16.

Он открыл глаза и посмотрел на небо, чистое, без единого облачка, и слегка удивился: происходящее в душе у него, казалось бы, предопределялось сумятливой толкотней, которая увиделась в созерцании, когда оно снизошло на него. В созерцании небо было черное и угрюмое. И как же трудно оказалось пробиться чрез него, низко и властно зависшего над землей. Хорошо еще, что ближнему небу противостояло дальнее, высокое, освященное духом Будды. А иначе зло проникло бы и туда. И что же тогда?.. Но об этом не хотелось думать, да мысли и сами уносили Агвана-Доржи в другую сторону, и, когда ему удалось-таки пробиться к дальнему небу, он ощутил на сердце уже привычную для него тихую сладость, она оторвала дух его от мирского тела его и вознесла к неближнему порогу; там обитали святые архаты, они охотно приняли его в свой круг и говорили с ним, но говорили не о земной жизни, а о всесветном противостоянии добра и зла. Были их слова свободны и легки и ни к чему не склоняли, только ко благу, да и то потому, что он сам стремился к этому; осознав себя частью небесного мира, он еще не был способен отряхнуть с ног земной прах, отчего терялся и робел. Но святые архаты как бы не замечали его душевного неустроения и подталкивали к очищению мысли, к избавлению от пут, тягостных для живущих на земле и утративших понимание небесного мира. Но ведь не всегда было так. И там, на земле, иной раз люди подвигали себя к истине так близко, что она, горячая от солнечного сияния, уже не обжигала, а как бы сама, разохотясь, шла им в руки, только и оставалось взять ее. Но в самый последний момент что-то ломалось в людях, отчего они утрачивали прежнюю решимость познать истину, пугались ее и старались поскорее забыть те минуты, что были наполнены мыслью о скорой встрече с нею.

— И был один полюс, — говорили архаты. — Но однажды, наполнясь чуждой ему земной энергией, он раскололся надвое. Эти половины равноценны, только одна наполнена добром, другая — злом. С тех пор они враждуют меж собой. Благословенна будь породившая всевеликого Будду! Когда бы добро и зло не пребывали в постоянном противоборстве и не подводили владельцев высшей кармы к познанию неведомых миров, и небесные дали поглотились бы тьмой незнания.
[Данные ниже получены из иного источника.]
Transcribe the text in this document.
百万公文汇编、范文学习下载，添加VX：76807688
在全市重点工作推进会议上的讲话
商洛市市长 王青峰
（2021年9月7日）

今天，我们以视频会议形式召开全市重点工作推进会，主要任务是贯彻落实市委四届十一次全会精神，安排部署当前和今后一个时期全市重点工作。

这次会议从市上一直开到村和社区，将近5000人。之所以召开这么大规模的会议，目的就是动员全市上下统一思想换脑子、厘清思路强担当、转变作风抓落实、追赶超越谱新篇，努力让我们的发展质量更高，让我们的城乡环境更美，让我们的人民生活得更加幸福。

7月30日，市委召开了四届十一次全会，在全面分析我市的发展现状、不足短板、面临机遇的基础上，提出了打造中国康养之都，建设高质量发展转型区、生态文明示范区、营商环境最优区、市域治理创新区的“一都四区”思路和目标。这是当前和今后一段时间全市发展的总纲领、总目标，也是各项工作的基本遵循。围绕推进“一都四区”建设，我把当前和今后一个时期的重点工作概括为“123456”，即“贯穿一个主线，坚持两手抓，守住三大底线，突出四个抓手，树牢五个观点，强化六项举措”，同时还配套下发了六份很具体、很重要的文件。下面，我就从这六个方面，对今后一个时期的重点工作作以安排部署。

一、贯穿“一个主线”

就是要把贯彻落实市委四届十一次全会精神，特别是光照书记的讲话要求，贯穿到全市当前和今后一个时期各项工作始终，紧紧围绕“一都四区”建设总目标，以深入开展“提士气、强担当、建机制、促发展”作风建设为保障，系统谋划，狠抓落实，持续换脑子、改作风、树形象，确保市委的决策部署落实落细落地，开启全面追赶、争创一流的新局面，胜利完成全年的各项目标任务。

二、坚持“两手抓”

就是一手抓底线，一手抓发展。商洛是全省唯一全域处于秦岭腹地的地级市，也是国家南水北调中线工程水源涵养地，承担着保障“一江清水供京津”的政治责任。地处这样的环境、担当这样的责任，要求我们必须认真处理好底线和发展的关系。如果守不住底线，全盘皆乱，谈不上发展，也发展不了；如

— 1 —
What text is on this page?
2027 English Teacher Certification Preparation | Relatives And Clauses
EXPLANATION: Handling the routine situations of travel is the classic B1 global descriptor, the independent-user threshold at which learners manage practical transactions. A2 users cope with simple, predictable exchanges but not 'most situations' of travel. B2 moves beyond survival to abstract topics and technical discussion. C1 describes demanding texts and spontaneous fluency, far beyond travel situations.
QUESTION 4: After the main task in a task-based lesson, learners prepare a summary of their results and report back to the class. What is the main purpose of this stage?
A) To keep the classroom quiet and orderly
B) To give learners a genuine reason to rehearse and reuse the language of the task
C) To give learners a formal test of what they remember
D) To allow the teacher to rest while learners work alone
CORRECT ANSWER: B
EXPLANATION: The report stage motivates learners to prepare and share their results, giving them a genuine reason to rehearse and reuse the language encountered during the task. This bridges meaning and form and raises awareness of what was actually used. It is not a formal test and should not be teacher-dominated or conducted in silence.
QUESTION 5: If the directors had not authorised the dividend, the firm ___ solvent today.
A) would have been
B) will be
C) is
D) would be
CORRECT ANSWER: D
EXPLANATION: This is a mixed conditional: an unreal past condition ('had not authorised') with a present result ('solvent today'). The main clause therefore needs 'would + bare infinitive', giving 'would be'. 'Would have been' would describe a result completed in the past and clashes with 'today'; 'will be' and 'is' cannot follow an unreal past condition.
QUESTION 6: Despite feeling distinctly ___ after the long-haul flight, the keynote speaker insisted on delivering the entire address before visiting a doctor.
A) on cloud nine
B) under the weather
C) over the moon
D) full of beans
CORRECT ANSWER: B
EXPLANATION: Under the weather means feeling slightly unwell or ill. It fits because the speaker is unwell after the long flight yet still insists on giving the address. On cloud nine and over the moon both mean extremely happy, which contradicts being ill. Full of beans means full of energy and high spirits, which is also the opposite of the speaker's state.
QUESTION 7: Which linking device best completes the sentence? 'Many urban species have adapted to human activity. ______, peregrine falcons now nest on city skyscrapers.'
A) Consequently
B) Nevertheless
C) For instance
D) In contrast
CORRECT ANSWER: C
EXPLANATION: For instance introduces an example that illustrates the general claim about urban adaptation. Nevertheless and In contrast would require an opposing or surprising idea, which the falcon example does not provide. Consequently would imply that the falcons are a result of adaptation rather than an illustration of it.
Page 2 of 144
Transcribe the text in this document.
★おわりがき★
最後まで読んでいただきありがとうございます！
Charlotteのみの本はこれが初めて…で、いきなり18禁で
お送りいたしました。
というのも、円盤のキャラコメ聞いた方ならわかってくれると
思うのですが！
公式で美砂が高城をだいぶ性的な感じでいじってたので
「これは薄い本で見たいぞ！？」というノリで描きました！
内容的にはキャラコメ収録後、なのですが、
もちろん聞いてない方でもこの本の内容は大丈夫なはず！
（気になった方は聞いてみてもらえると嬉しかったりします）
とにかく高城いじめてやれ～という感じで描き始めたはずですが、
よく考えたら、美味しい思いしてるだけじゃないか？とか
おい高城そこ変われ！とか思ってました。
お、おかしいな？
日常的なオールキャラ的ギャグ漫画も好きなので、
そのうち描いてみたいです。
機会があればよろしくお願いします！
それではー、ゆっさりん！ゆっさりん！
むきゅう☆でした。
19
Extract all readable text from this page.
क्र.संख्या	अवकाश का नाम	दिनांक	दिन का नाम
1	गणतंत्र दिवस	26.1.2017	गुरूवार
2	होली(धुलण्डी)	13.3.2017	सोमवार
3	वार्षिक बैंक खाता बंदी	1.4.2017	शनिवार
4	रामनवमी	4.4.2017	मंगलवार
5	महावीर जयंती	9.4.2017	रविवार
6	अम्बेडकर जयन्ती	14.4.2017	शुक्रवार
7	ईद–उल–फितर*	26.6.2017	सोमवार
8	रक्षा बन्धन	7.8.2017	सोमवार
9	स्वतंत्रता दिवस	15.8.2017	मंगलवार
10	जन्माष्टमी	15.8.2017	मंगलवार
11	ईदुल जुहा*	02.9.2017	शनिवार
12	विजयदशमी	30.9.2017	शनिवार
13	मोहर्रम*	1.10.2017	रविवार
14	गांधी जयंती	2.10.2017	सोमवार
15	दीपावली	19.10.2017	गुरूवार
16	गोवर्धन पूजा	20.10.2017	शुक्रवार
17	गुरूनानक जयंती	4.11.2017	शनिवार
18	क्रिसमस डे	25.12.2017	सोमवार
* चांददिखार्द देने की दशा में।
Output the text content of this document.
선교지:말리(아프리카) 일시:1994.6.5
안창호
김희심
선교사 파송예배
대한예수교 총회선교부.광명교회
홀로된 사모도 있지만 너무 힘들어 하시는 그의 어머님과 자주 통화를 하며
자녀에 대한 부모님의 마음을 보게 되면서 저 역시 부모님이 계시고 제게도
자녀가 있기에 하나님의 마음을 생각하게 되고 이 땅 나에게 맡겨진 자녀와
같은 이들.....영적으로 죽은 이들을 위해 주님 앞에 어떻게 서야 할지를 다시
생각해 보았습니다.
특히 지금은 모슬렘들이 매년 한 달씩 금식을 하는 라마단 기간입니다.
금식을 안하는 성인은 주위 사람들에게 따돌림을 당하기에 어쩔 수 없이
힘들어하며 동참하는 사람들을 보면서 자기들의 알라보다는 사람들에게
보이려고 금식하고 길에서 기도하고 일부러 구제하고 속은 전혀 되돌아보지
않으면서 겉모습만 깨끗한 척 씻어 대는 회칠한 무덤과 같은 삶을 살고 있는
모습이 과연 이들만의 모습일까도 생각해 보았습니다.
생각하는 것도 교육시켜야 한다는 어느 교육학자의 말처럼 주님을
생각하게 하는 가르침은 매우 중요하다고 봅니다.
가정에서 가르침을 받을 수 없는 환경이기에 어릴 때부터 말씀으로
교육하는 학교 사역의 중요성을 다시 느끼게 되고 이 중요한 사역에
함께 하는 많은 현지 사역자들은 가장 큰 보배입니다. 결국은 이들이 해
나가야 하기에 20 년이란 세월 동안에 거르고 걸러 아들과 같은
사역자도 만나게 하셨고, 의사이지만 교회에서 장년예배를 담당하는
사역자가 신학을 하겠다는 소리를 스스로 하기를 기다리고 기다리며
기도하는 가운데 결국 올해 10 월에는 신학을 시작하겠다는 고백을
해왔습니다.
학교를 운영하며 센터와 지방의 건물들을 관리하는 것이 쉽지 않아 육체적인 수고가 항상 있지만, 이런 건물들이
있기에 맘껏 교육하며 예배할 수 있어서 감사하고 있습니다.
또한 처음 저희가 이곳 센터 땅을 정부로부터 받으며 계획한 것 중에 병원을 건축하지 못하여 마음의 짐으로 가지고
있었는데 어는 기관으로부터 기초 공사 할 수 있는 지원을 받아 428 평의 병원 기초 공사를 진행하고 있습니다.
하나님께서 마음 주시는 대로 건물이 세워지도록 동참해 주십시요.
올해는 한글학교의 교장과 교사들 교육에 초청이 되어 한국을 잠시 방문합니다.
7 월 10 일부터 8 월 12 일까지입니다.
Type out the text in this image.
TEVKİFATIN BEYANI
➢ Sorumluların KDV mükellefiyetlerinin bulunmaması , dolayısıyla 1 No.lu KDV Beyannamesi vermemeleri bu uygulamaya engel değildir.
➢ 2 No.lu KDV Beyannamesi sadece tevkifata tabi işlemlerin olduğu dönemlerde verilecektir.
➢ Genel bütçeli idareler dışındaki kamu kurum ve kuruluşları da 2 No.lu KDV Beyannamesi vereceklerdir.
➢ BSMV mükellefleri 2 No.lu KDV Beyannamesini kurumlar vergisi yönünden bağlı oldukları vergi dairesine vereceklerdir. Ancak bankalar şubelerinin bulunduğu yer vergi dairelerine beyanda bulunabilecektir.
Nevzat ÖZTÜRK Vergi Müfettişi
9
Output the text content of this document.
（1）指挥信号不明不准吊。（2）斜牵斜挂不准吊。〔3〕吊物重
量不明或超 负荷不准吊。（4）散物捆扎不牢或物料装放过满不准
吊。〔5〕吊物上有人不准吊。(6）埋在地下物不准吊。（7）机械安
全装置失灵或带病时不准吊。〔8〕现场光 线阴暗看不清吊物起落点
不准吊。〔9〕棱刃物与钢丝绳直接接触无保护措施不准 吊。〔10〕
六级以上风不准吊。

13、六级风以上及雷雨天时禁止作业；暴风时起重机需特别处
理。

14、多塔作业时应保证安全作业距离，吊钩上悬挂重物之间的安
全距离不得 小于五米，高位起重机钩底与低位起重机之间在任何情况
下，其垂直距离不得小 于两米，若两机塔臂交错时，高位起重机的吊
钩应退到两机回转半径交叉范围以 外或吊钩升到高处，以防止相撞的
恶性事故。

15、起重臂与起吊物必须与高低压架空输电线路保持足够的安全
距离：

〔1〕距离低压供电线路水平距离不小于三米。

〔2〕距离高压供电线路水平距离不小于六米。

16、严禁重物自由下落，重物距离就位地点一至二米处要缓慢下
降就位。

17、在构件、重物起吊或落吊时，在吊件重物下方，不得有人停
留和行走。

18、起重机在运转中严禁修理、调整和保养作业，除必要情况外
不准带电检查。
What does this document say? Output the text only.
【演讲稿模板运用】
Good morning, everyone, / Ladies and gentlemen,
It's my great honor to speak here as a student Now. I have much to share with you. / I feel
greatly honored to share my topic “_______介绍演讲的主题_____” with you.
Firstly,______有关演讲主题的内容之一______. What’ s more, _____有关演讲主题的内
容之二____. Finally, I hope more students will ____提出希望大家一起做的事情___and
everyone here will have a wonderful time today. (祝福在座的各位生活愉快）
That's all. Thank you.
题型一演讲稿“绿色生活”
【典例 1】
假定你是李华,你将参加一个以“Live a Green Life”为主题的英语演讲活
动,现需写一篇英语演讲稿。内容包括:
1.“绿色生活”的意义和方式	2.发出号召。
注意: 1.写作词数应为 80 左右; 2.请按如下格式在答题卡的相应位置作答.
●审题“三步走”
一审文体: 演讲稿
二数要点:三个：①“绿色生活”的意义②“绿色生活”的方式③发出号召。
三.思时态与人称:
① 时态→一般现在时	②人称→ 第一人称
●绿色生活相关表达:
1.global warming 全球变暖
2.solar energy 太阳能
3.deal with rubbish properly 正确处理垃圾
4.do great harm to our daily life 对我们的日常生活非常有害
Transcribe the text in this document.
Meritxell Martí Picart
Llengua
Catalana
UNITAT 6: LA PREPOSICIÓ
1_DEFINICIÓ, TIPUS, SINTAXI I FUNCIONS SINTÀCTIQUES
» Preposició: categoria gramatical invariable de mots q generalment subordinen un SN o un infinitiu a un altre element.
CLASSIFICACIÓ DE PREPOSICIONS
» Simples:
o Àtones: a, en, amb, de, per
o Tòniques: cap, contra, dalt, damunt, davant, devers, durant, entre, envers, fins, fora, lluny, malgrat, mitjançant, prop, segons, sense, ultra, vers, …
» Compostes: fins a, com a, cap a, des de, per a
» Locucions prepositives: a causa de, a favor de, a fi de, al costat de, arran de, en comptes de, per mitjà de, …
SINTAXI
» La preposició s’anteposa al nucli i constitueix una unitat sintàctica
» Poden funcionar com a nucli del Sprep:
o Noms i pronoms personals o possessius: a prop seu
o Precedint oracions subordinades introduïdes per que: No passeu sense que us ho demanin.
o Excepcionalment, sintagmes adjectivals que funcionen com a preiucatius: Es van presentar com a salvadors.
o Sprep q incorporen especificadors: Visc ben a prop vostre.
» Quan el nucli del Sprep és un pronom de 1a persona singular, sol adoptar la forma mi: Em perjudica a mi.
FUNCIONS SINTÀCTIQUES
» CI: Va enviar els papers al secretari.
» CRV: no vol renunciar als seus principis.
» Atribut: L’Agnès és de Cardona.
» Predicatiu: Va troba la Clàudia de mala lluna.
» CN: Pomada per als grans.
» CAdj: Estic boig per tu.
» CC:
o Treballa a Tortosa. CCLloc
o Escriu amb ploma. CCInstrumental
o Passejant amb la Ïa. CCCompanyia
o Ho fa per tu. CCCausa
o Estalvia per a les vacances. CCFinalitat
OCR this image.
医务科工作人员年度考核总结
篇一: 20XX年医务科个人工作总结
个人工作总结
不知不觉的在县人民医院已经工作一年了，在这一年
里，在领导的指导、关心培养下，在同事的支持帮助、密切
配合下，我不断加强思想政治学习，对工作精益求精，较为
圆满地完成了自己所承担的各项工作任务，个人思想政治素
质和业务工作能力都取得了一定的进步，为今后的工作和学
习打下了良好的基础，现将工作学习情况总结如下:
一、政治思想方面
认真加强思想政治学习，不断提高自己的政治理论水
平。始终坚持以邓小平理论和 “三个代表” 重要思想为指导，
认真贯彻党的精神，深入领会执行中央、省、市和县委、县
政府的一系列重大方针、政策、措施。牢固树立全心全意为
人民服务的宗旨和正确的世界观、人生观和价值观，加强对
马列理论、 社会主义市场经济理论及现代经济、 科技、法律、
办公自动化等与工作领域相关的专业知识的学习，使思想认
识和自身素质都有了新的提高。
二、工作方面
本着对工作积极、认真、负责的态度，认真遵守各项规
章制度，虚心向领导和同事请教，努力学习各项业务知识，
— Я так и думал, — негромко сказал Агван-Доржи, обращаясь к святым архатам. Он ясно ощущал их присутствие. Но скоро все поменялось, архаты исчезли, и он опять увидел низкое черное небо и услышал насмешливые голоса, и не сразу понял, кому принадлежат они, но минуту-другую спустя однажды случившееся с ним ясно всплыло в памяти.

— А что? — спрашивал, смеясь, русский нойон Гребешков. — Все странствуешь? Встречал одного такого. Тоже бродит по земле. Не пойму, чего ищет. И чего ищешь ты?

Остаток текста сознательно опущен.